Jerry
is their 10-year-old pug. The dog is, put simply, a clown. Like all the best
clowns, his clown-ness is not deliberate. He’s a sunny one, Jerry, generous of
spirit and of licks to the hand, face and beyond. They got him as a puppy and
Leigh swore she’d never get through it. The energy, the propensity to levitate
around the backyard and then settle down to a good session of shoe- and
sock-chewing. Somehow she made it through, as most of us do. Now a decade later
he’s finally showing some signs of slowing down, and she misses that puppy, of
course. She misses him in a way that makes her chest ache, makes her remember
the nature of impermanence, as if she could forget.
“I’m
just concerned,” she says. “That’s all.”
“What
are you concerned about?”
“What
aren’t I concerned about? What if he gets out? What if he eats something he
shouldn’t? What if –”
“We
keep the doors closed. We keep the food in the pantry. No pug is getting up to
the pantry. Not even Jerry.”
“But
that’s just it. We keep the doors
closed and the food out of reach. But who knows what Shasta does?”
They’re
barreling through Marin now. Leigh doesn’t know much about Marin except for a
great-aunt who lived in Sausalito. Visits to her smelled like Vicks Vap-O-Rub
and felt like a peach-fuzz cheek pressed to Leigh’s own. But she knows the
stereotype: a place of guilty liberal cash and redwoods, a place that is so
utterly consumed by itself as to be its own joke, self-referential like that. When you grow up in San Francisco, Marin is
not just the suburbs.

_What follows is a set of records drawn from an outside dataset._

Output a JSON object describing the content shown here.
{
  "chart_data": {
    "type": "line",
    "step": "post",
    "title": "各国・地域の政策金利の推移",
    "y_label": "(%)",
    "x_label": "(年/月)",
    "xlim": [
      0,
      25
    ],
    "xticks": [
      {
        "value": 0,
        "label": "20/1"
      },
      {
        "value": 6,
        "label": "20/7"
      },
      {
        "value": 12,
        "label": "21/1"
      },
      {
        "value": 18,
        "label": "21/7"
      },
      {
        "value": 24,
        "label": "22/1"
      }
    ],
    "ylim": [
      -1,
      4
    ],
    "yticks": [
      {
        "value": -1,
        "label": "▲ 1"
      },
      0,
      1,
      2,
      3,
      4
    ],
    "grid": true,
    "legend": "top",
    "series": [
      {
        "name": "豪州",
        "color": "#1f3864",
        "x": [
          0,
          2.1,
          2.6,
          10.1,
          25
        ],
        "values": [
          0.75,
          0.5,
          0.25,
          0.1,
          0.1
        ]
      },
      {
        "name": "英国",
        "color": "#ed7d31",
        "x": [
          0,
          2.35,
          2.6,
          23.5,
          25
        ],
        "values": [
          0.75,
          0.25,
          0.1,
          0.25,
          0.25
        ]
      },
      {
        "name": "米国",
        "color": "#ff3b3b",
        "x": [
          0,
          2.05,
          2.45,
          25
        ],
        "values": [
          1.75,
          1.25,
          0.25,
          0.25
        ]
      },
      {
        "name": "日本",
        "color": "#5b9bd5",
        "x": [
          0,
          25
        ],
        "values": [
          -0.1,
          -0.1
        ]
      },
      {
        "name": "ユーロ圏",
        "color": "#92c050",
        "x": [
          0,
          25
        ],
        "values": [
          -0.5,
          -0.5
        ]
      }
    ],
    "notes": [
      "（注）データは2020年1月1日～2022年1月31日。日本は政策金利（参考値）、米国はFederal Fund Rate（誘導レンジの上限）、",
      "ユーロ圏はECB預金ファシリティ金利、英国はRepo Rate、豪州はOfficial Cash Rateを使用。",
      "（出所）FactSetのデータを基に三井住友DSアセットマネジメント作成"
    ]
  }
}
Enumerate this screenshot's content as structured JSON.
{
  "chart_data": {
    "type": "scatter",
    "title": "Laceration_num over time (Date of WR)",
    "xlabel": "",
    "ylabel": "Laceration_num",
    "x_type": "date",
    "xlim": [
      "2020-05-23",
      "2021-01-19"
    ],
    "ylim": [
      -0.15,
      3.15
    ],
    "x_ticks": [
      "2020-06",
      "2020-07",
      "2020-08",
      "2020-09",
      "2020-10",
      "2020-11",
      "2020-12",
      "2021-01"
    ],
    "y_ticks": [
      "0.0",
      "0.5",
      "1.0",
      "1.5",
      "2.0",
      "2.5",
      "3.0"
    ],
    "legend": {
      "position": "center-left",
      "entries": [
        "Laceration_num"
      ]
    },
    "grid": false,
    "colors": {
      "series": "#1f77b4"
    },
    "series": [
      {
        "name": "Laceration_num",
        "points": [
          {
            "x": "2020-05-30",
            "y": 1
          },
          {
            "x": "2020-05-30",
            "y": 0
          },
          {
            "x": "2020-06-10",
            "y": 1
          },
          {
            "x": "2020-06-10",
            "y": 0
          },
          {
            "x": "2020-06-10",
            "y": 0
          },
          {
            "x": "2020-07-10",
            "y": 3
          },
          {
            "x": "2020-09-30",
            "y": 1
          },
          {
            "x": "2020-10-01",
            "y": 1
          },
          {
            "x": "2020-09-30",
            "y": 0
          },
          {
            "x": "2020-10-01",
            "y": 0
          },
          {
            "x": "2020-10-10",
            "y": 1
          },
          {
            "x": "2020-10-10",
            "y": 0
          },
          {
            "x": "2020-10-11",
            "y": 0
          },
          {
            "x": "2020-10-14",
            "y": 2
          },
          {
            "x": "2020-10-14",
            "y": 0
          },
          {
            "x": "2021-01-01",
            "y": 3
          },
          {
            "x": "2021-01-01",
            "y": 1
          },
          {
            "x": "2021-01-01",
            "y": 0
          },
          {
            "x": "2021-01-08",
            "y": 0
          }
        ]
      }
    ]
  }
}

It’s way the hell across the Golden Gate Bridge, and with
everything to do in the city, why would you bother to cross it?
She
did, though. She and Sid. They rattled across in his old Sentra and there she
made the memory that departed from childhood. They went to Muir Woods, got
high, wandered amongst the trees. Then they went back to the car, tucked away
in a shady corner of the parking lot, and had sex. Was it making love? Sure, if
you want to call it that. Thirty-eight-year-old Leigh isn’t sure that she knew
the meaning of making love at eighteen, or perhaps love was different then, It
tastes different at different ages. At eighteen love tasted like soda, fizzy
and sweet. Now it tastes like something to which she can’t put an easy
metaphor, so slippery is it even in its structured security. It’s a taste often
interrupted, confused by its sheer stature. It throws the tongue and baffles
the brain.
Evan
chews on his lower lip. He’s annoyed. This is always the sure signal. It’s a
warning to proceed with caution, something that’s not exactly Leigh’s
specialty. “I interviewed her,” he
says. “You were there. Remember?”
“Yeah,”
Leigh says, picturing Shasta the dog-sitter sitting cross-legged on her couch,
exposing the holes in the soles of her shoes without shame.